We can go on and on with all the comparisons, but I will always reject the notion that “conservatism” is a political ideology in any respect. Utilitarianism, Federalism, Liberalism, Communism, Socialism, Republicanism, etc… These are all ideologies. But merely rejecting reforms or ideas because they are “new” is NOT. Republicans can continue postulating themselves as “conservative,” but the average person needs to ask exactly what “that” means. The Republicans under Trump have a lot of designs to “change” our institutions into a frightful and shallow abomination of what so many before us have long protected. Under Trump, nothing will be conserved – least of all Democracy.
Pogo says
@Ben Hogarth
100%
Conservatism is the blind and fear-filled worship of dead radicals.
— Mark Twain
Ray W. says
Exactly the type of response I always hope to foster whenever I post a comment. Thank you, Ben Hogarth. I don’t necessarily agree with everything that you added to my comment, but that is not the point. I want your point of view and am happy that you provided it. This goes for Pogo, Sherry, and so many other FlaglerLive commenters, not to exclude Jimbo99 from the list. He has so many latent qualities that I know can be brought out by a little application of intellectual rigor.

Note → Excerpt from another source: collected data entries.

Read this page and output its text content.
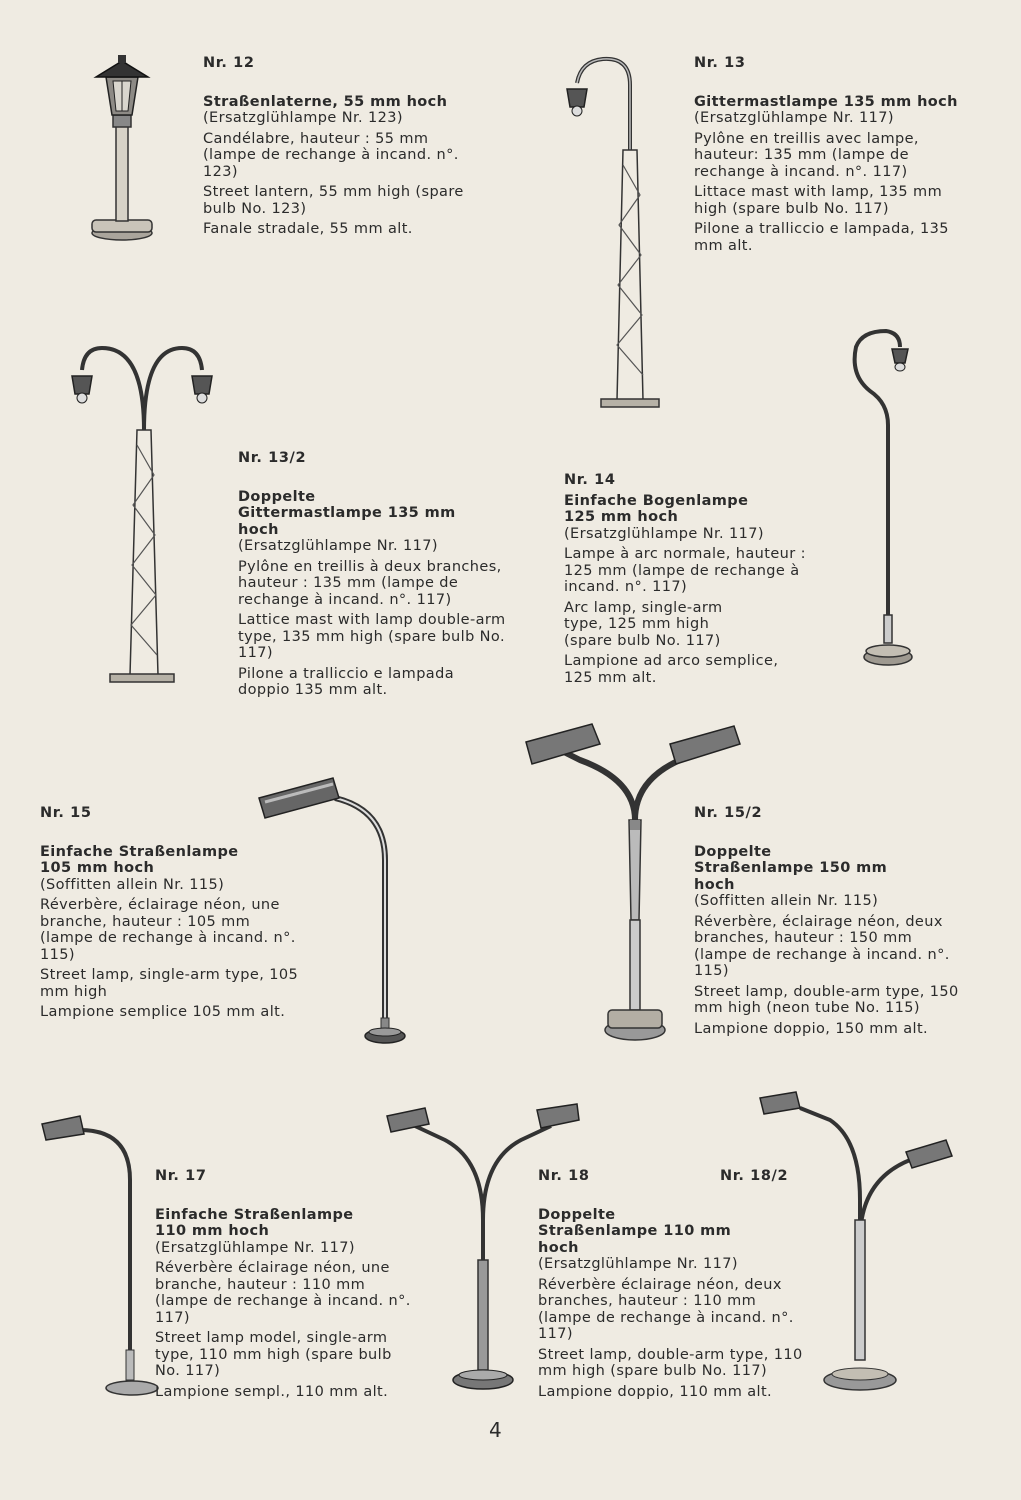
Nr. 12
Straßenlaterne, 55 mm hoch
(Ersatzglühlampe Nr. 123)
Candélabre, hauteur : 55 mm (lampe de rechange à incand. n°. 123)
Street lantern, 55 mm high (spare bulb No. 123)
Fanale stradale, 55 mm alt.
Nr. 13
Gittermastlampe 135 mm hoch
(Ersatzglühlampe Nr. 117)
Pylône en treillis avec lampe, hauteur: 135 mm (lampe de rechange à incand. n°. 117)
Littace mast with lamp, 135 mm high (spare bulb No. 117)
Pilone a tralliccio e lampada, 135 mm alt.
Nr. 13/2
Doppelte Gittermastlampe 135 mm hoch
(Ersatzglühlampe Nr. 117)
Pylône en treillis à deux branches, hauteur : 135 mm (lampe de rechange à incand. n°. 117)
Lattice mast with lamp double-arm type, 135 mm high (spare bulb No. 117)
Pilone a tralliccio e lampada doppio 135 mm alt.
Nr. 14
Einfache Bogenlampe 125 mm hoch
(Ersatzglühlampe Nr. 117)
Lampe à arc normale, hauteur : 125 mm (lampe de rechange à incand. n°. 117)
Arc lamp, single-arm type, 125 mm high (spare bulb No. 117)
Lampione ad arco semplice, 125 mm alt.
Nr. 15
Einfache Straßenlampe 105 mm hoch
(Soffitten allein Nr. 115)
Réverbère, éclairage néon, une branche, hauteur : 105 mm (lampe de rechange à incand. n°. 115)
Street lamp, single-arm type, 105 mm high
Lampione semplice 105 mm alt.
Nr. 15/2
Doppelte Straßenlampe 150 mm hoch
(Soffitten allein Nr. 115)
Réverbère, éclairage néon, deux branches, hauteur : 150 mm (lampe de rechange à incand. n°. 115)
Street lamp, double-arm type, 150 mm high (neon tube No. 115)
Lampione doppio, 150 mm alt.
Nr. 17
Einfache Straßenlampe 110 mm hoch
(Ersatzglühlampe Nr. 117)
Réverbère éclairage néon, une branche, hauteur : 110 mm (lampe de rechange à incand. n°. 117)
Street lamp model, single-arm type, 110 mm high (spare bulb No. 117)
Lampione sempl., 110 mm alt.
Nr. 18	Nr. 18/2
Doppelte Straßenlampe 110 mm hoch
(Ersatzglühlampe Nr. 117)
Réverbère éclairage néon, deux branches, hauteur : 110 mm (lampe de rechange à incand. n°. 117)
Street lamp, double-arm type, 110 mm high (spare bulb No. 117)
Lampione doppio, 110 mm alt.
4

As always, I accept that I am often less right than I could be in my comments because I am unable to see all possible differing views of any complex subject matter. I might strike a chord here and there, triggering a response like yours that adds to the discussion.
As a retired attorney who used to rely on witnesses to establish the facts and evidence that I needed to zealously represent the best interests of my clients, I have long held the belief that everyone knows something that I don’t know. If I cannot get the knowledge that I need from a witness when I need to get it, it is my fault.
Sherry says
@ Ray W. . . Bravo! One of your very best comments to date!
C.J. says
I echo that! It is unfortunate that “conservatives” (I refuse to capitalize this word in reference to them) will not read it, nor ever understand it, nor ever research the references. Knowledge and competency is not what they seek. That is what they actually resent and want to beat down.
Ray W. says
Thank you, Sherry.
T says
Ron dasantis is a pos what has he done for people of fl nothing but made worse and only doing things to make him look like he cares about how he can cheat and act like he cares about republicans here to feed there nonsense why he takes your freedoms you republicans calm to want but let need someone to tell you what to do
tulip says
The Republicans have always claimed that there is “too much government” interfering in our lives. Yet the Republican party has made so many rules like voter suppression, taken away some women’s choices, banned books , telling schools what they cannot teach or read, willing to believe all the lies and discredit themselves, etc etc etc. What a bunch of bullying, cowards. Glad I’m an Independent because the GOP is diabolical and shameful and, if they really believed in the constitution and democracy would not be bowing to Trumps dictatorship. I know there are regular decent Reps that don’t like what the party of Trump is doing, but at election time they will vote for all those extremist Republican candidates that are running for office just because they are Reps and the rest doesn’t matter.
Sherry says
An “Educated” populace is much harder to “CONTROL”!
Sherry says
@ Ben Hogarth. . . excellent comment. . . especially your last line!